TFT’s research has shown it takes between 15 and 18 seconds for the typical firefighter to open a hydrant.

“With departments struggling with staffing, it’s important to get firefighters back on the apparatus and to the scene to begin fireground operations,” says Ron Prast, Midwest regional manager. “It’s not productive to have a firefighter at a hydrant, waiting for the signal to flow the water.”

TFT also offers its Oasis Hydrant Assist Valve that allows improved water supply from poorly performing hydrants, long rural water delivery relays, or small-diameter hose operations.

Prast says the hydrant valve, which can have three five-inch Storz connections, can be used as a hydrant booster, as a gated wye, or for inline pumping during relay operations. The valve is designed for use with 3½-, 4-, 4½-, and 5-inch hose and uses stainless steel half-ball valves for corrosion protection.

In addition, TFT offers its Blitzfire Portable Monitor, a unit with a flow rating up to 500 gpm and a safety shutoff system that prevents unintentional movement during fireground operations; a high-volume, low-level strainer with an optional jet siphon that provides flows up to 2,000 gpm with less than 1 psi friction loss; its MidForce dual-pressure automatic nozzle that flows from 70 to 200 gpm; and its Valve Under Monitor, a lightweight, low-friction-loss valve and manifold intended to be installed directly beneath monitors on ladders and platforms.

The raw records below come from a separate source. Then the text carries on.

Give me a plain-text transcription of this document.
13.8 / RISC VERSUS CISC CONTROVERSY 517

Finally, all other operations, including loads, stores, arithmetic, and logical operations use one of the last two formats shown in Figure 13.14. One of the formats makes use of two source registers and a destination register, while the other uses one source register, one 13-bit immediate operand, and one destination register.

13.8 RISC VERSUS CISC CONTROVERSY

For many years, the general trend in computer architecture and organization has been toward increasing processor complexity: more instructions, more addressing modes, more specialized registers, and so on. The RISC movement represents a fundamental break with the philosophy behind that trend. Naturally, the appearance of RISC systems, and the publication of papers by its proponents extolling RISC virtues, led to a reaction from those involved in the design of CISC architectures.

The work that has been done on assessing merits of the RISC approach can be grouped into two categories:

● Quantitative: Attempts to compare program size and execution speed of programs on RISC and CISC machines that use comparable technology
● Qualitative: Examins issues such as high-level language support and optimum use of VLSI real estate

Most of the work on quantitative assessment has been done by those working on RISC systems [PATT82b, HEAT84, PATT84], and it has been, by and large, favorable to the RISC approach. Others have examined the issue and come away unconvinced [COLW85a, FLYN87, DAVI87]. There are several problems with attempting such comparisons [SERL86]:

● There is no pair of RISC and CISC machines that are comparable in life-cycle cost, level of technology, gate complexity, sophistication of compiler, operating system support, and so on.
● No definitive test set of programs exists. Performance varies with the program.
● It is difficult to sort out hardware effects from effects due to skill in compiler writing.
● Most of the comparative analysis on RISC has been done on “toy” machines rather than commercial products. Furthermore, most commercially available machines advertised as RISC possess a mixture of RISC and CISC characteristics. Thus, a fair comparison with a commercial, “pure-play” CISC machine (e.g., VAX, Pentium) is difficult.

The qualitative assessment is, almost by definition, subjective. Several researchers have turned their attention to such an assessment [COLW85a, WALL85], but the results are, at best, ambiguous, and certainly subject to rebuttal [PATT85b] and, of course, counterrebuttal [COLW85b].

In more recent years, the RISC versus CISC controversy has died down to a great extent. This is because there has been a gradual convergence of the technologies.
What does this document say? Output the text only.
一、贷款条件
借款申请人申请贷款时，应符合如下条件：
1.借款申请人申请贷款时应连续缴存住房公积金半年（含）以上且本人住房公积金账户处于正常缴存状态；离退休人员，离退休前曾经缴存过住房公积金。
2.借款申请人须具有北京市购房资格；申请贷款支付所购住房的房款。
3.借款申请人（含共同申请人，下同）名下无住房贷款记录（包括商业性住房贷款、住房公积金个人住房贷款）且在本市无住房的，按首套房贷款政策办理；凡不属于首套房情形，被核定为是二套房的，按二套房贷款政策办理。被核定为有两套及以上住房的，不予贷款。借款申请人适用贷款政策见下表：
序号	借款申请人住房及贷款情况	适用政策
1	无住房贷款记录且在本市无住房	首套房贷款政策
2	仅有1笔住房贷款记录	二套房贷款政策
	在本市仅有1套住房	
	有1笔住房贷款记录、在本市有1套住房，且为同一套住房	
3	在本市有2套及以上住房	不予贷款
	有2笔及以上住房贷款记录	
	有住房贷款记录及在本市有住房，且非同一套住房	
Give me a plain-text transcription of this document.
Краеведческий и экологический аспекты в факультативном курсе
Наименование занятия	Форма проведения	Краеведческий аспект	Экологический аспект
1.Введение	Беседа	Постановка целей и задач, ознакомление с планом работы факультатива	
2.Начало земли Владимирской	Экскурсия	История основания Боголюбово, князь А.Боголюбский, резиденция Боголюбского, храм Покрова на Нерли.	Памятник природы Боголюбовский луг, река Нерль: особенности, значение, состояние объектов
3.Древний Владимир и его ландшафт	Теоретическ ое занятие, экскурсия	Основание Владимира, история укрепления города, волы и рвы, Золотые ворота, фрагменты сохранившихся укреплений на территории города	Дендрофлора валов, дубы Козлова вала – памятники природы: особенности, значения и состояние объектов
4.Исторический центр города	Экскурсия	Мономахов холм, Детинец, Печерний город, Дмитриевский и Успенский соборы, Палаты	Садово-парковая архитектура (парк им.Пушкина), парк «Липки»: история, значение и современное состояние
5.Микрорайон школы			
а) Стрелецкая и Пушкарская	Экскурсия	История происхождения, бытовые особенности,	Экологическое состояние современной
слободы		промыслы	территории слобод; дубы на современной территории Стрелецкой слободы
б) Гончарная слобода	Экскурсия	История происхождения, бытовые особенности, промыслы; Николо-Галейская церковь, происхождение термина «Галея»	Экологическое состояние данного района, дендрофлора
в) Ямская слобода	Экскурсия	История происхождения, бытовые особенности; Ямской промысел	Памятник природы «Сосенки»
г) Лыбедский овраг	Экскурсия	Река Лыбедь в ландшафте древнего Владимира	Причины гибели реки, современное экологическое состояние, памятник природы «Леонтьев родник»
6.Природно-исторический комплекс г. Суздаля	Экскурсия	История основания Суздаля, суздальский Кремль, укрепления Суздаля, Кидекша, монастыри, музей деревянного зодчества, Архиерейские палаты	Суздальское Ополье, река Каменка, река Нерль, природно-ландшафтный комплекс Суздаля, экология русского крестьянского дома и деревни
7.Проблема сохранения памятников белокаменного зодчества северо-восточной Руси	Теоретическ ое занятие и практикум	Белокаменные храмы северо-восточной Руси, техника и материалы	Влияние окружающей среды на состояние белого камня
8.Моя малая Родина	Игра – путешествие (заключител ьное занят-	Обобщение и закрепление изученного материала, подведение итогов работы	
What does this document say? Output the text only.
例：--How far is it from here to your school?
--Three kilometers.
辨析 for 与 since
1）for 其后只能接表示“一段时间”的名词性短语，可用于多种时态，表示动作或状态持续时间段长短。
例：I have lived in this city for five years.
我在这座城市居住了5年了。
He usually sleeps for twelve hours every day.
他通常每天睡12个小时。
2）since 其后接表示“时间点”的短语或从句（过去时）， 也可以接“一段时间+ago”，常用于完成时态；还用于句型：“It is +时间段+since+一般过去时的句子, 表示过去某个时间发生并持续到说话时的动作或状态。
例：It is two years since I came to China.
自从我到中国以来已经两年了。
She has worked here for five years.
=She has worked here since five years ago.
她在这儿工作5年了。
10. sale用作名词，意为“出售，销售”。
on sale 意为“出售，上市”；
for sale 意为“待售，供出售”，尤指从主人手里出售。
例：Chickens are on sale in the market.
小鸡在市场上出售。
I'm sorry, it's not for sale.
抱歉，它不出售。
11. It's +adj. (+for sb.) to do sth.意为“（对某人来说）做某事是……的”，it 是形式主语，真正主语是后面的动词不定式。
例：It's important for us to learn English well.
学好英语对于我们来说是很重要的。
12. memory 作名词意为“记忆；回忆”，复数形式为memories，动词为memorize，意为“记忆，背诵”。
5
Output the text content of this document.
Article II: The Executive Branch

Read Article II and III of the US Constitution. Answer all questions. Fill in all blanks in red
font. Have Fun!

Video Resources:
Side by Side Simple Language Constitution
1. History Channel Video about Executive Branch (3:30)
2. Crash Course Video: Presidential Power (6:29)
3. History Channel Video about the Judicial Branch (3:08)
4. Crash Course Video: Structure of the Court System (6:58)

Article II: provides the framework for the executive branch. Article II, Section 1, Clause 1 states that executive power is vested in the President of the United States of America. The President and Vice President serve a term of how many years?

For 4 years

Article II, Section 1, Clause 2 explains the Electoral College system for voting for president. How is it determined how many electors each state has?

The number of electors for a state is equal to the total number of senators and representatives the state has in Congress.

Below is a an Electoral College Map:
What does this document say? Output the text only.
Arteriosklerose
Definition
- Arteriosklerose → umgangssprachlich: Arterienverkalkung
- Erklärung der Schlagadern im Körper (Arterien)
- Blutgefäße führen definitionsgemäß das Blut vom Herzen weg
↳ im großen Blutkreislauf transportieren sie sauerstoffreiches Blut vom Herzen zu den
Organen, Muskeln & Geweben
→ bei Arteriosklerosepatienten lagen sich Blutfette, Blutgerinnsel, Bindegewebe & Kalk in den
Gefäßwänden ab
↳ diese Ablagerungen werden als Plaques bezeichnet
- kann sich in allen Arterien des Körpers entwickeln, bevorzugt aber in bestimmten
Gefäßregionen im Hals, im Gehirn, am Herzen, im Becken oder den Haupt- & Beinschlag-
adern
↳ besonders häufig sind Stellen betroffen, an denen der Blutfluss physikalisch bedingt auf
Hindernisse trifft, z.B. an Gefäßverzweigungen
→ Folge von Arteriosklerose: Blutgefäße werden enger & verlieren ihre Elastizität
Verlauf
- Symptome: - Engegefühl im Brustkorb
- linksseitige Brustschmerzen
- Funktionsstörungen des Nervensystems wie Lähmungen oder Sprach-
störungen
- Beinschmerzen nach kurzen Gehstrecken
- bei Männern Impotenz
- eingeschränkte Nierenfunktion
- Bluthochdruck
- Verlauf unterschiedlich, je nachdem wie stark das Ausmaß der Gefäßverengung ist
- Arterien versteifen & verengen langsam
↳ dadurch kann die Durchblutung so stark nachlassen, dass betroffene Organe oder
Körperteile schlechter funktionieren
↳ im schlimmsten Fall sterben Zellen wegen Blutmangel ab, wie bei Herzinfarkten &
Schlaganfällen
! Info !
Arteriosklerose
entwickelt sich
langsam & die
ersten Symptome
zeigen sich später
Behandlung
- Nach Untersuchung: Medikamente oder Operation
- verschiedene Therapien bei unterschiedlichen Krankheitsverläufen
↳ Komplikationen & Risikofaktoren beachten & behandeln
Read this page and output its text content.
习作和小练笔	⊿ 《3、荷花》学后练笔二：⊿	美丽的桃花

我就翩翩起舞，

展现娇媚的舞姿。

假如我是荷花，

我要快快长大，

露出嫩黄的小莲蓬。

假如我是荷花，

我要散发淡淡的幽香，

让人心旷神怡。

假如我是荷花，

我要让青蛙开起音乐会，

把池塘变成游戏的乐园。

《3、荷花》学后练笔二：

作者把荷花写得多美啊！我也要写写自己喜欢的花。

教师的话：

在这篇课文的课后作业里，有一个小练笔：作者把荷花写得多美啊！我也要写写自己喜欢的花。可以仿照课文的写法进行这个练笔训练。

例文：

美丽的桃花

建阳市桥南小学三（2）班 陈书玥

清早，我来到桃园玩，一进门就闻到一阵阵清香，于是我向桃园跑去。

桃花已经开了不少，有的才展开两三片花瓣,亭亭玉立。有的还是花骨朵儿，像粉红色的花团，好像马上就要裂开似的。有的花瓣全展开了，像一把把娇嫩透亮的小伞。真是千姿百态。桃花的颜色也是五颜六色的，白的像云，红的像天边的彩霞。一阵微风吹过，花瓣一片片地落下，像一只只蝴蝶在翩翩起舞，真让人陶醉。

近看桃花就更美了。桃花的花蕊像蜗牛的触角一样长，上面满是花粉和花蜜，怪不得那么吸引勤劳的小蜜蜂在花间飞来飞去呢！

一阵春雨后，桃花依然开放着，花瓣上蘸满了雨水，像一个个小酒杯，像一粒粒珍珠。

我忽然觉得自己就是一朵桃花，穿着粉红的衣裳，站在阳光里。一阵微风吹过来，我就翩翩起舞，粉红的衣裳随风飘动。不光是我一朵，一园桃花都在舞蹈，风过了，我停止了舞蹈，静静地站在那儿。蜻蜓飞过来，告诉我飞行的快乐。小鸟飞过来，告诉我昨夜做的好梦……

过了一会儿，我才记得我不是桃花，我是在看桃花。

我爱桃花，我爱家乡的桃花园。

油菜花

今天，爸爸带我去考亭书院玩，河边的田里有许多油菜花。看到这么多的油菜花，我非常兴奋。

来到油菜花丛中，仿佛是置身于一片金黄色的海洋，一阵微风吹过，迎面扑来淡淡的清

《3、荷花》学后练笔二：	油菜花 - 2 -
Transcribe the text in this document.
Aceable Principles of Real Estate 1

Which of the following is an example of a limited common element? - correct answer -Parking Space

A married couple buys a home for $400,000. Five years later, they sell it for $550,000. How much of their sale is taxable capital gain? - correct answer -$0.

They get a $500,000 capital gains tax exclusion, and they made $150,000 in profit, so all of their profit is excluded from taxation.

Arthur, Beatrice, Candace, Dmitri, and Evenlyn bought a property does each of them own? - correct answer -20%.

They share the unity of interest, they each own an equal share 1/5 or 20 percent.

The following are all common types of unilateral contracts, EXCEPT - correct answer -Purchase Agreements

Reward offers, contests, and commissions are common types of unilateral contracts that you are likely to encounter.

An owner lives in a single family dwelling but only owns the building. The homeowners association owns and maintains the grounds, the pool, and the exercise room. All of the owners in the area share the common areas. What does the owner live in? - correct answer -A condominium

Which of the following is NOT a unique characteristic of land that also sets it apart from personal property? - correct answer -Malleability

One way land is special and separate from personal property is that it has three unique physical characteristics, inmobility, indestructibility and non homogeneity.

Akron Brass Co.’s new GP Manual monitor is what Jeffrey Benson, global product line manager, calls “one of the most cost-effective, highest-performing firefighting monitors in the world.”

The GP Manual monitor is rated to flow up to 1,000 gpm, has a continuous 360-degree rotation, elevates from +90 degrees and depresses to –45 degrees, has a built-in pressure gauge, and offers a T-handle for positioning and control.

The unit is available with a variety of nozzle options, from smooth bore tips to adjustable-flow triple-stacked tips. It also is available in foam tube and foam nozzle options.

Another new monitor from Akron is the Forestry electric monitor, available in 30- to 125-gpm and 125- to 300-gpm versions.

“The 3462 Forestry monitor is ideal for brush and wildland firefighting,” Benson says. “It’s compact, has a fully-sealed integrated electrical control system, waterproof locking connectors for all motors and power connections, and high-speed motors.”

Akron also introduced its new Universal Control II (U-II), developed for OEM or service use in networking water flow appliances into a fire apparatus system. The plug-and-play system has a tool to diagnose and modify software if necessary and is available on all Akron electric monitors.

POK of North America has introduced its new Hydrant Snorkel—a hydrant valve that allows a water supply to be established on hydrants that are seemingly inaccessible because of deep snow or other blockages.

The Hydrant Snorkel’s inlet elbows, extension tubes, and outlet elbows are made of aluminum alloy and are available in 4-inch Storz, 2½-inch Storz, and 2½-inch NST. The valve is supplied with an extended hydrant wrench.

The company debuted its Slide-O-Matic nozzle that operates at 150 gpm at 100 psi but can be switched to 55 psi and get the same gallonage without shutting down the nozzle. The change is controlled by the nozzle ring, which has large knobs to allow a firefighter to feel the pressure and flow type changes.

ALAN M. PETRILLO is a Tucson, Arizona-based freelance writer who writes for national and regional magazines and newspapers. He served 22 years with the Verdoy (NY) Fire Department, including in the position of chief.